The last is what we’d like to talk about here.

My impression is that we tend to take that metaphor matter-of-factly, as when we say ‘taking it with a grain of salt’ the idiom, the exact meaning of which we actually haven’t double-checked.

What did Jesus mean?

Not to give two of our fellow MetroPost columnists a run for their flock, he-he.

Salt is so plain and common, we don’t really give it much thought. One can even say we don’t give it any thought.

The doctors tell us to go easy on salt. Watch our health.

But Jesus said…

How reconcile these?

If we haven’t misread, the great oceans of the planet took billions of years to produce salt.

If we aren’t jumping to conclusions, we say, therefore, salt is a wonder, a marvel, a miracle of creation!

Throughout history, particularly recent history, our species has polluted the planet — even it seems the sea though (pardon if we are talking through our ecologically-illiterate hat) assume that the great sea will turn everything we dump into it to gold, pardon another metaphor.

If we aren’t being too poetic, we write: blood is the circuiting inner sea within us that, with its salt, cleanses our bodies. That’s not even original.

The salt in the oceans does to the oceans what the salt in our blood does to our bodies — cleanses, makes clean.

Granted that the great flaw in our drift so far is that we are talking of something that is no longer there. In the same manner that according to Rachel Carson in the 50s, spring has gone silent. Earth has been wasted by — what, who else?

That’s to say, the salt we are talking about is gone, and is now nothing much more than a platonic idea — something of that sort.

Well, definitely ‘industrialized salt’ (the one served in airplanes and hotels) is not what we mean.

That salt is, like white sugar, pernicious.

What about iodized salt?

It’s what we now consume in gentle Dumaguete.

Well, we remember that it was former Senator and Health Secretary Dr. Juan Flavier some years back, who told us iodized salt is excellent, beneficial to our health.

Some people are not convinced it is, more than suggesting that not enough laboratory research has been done to corroborate or confirm Dr. Flavier’s endorsement.

These critics possess credibility, even authority, though googling on our part tilted the balance to iodized salt’s favor.

Nonetheless being loyal to books we inclined to giving their words weight. Besides, we keep in mind the, quote unquote, lesson of our time: ‘Information is not knowledge.’

But whether ‘iodized salt’ is really good or not is not the point. Simple logic tells us the idea is OK. Mindful of the fact that most people tend to be deprived of essential iodine, a wonderful idea was conceived: put iodine into the salt we consume.

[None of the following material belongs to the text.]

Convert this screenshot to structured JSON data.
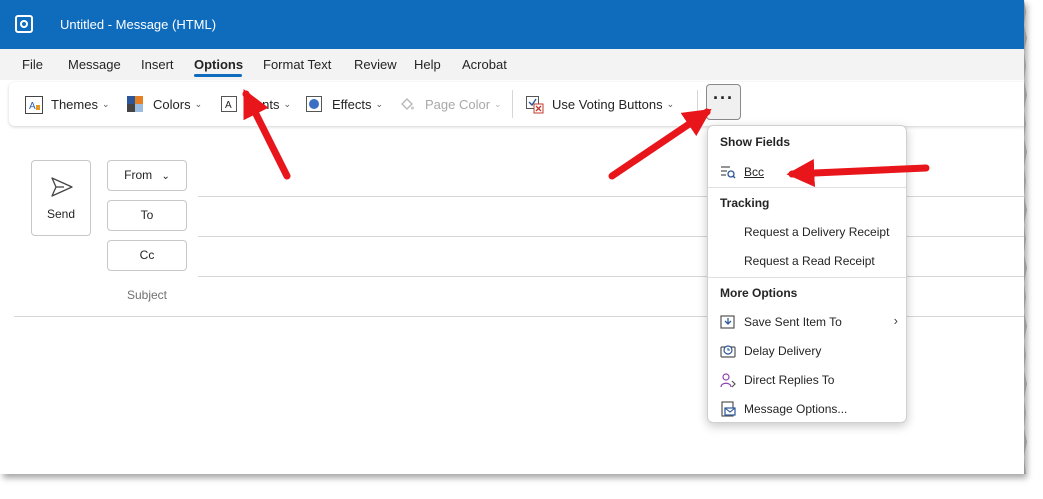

Thus, ‘iodized salt.’ Let’s leave the details of the process to the experts, the scientists.

But the salt which is treated with iodine — before the treatment — that’s our rub.

Some years back, we talked to someone from the Silliman University Marine Lab. We asked him about the salt we consume in Dumaguete (presumably also in neighboring towns). We were told that our salt, then coming from Bais, was excellent since it came from an ecologically still undamaged sea.

(We assumed that from the sea, the salt came to us thanks to wind and sun, not to fire or any other chemical process. And then harvested from the rocks, they slept in by human hands.)

Upon prodding, he added that an industrial factory cast some shadow on the future.

We can hear our ecologically well-informed reader muttering, ‘Tell me about it.’

But even in our small, gentle world, we seem to be resigned to our Zeitgeist. There is no stopping progress. So there’s no evading the price.

There’s no evading even the salt that in markets all over the world labels itself ‘sea salt’ when it’s not.

Not the one that Jesus used for metaphor.